Untamed - Glennon Doyle Page 0,21
is. It’s proof that our lives were never meant to be cookie-cutter, culturally constructed carbon copies of some ideal. There is no one way to live, love, raise children, arrange a family, run a school, a community, a nation. The norms were created by somebody, and each of us is somebody. We can make our own normal. We can throw out all the rules and write our own. We can build our lives from the inside out. We can stop asking what the world wants from us and instead ask ourselves what we want for our world. We can stop looking at what’s in front of us long enough to discover what’s inside us. We can remember and unleash the life-changing, relationship-changing, world-changing power of our own imagination. It might take us a lifetime. Luckily, a lifetime is exactly how long we have.
Let’s conjure up, from the depths of our souls:
The truest, most beautiful lives we can imagine.
The truest, most beautiful families we can fathom.
The truest, most beautiful world we can hope for.

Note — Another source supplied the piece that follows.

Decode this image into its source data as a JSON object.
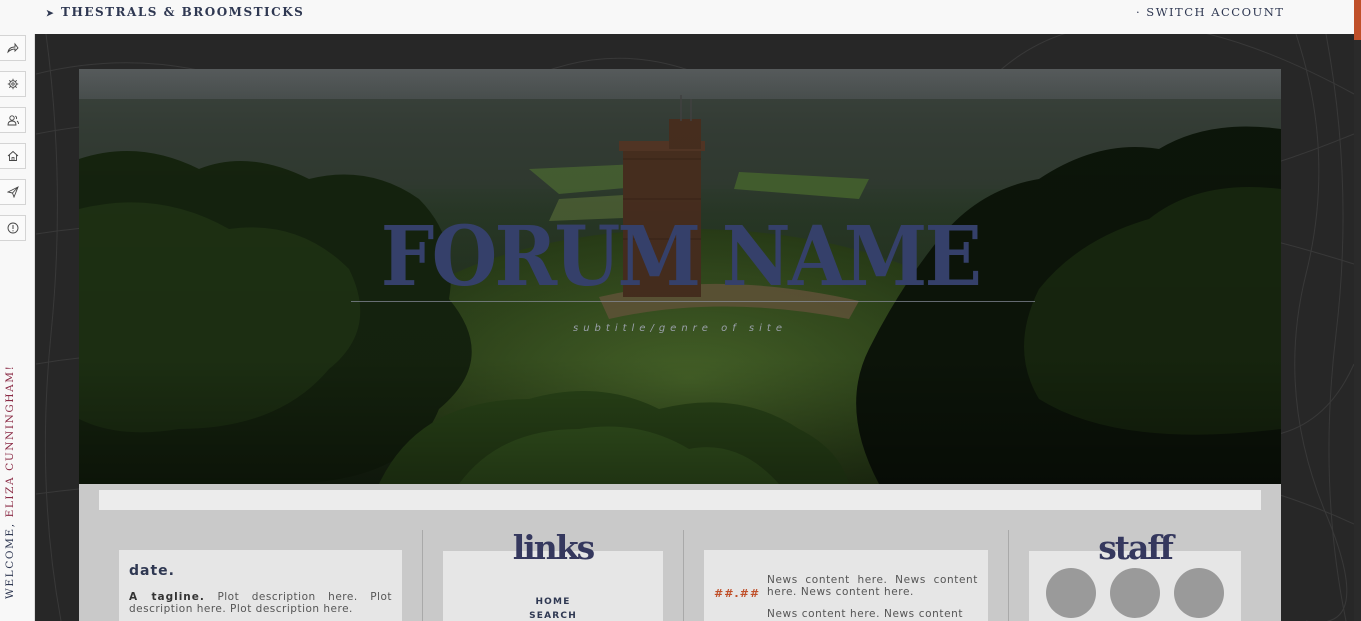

Let’s put it all on paper.
Let’s look at what we’ve written and decide that these are not pipe dreams; these are our marching orders. These are the blueprints for our lives, our families, and the world.
May the invisible order become visible.
May our dreams become our plans.
Key Four: Build and Burn
When we let ourselves feel, our inner self transforms. When we act upon our Knowing and imagination, our outer worlds transform. Living from the worlds within us will change our outer worlds. Here’s the rub: Destruction is essential to construction. If we want to build the new, we must be willing to let the old burn. We must be committed to holding on to nothing but the truth. We must decide that if the truth inside us can burn a belief, a family structure, a business, a religion, an industry—it should have become ashes yesterday.
If we feel, know, and imagine—our lives, families, and world become truer versions of themselves. Eventually. But at first it’s very scary. Because once we feel, know, and dare to imagine more for ourselves, we cannot unfeel, unknow, or unimagine. There is no going back. We are launched into the abyss—the space between the not-true-enough life we’re living and the truer one that exists only inside us. So we say, “Maybe it’s safer to just stay here. Even if it’s not true enough, maybe it’s good enough.” But good enough is what makes people drink too much and snark too much and become bitter and sick and live in quiet desperation until they lie on their deathbed and wonder: What kind of life/relationship/family/world might I have created if I’d been braver?
The building of the true and beautiful means the destruction of the good enough. Rebirth means death. Once a truer, more beautiful vision is born inside us, life is in the direction of that vision. Holding on to what is no longer true enough is not safe; it’s the riskiest move because it is the certain death of everything that was meant to be. We are alive only to the degree to which we are willing to be annihilated. Our next life will always cost us this one. If we are truly alive, we are constantly losing who we just were, what we just built, what we just believed, what we just knew to be true.
I have lost identities, beliefs, and relationships it has hurt to lose. I have learned that when I live from my emotions, knowing, and imagination, I am always losing. What I lose is always what is no longer true enough so that I can take full hold of what is.
For a long while I contorted myself to live according to a set of old memos I’d been issued about how to become a successful woman and build a strong family, career, and faith. I thought those memos were universal Truth, so I abandoned myself to honor them without even unearthing and examining them. When I finally pulled them out of my subconscious and looked hard at them: I learned that these memos had never been Truth at all—just my particular culture’s arbitrary expectations. Hustling to comply with my memos, I was flying on autopilot, routed to a destination I never chose. So I took back the wheel. I quit abandoning myself to honor those memos. Instead, I abandoned the memos and began honoring myself. I began to live as a woman who never got the world’s memos.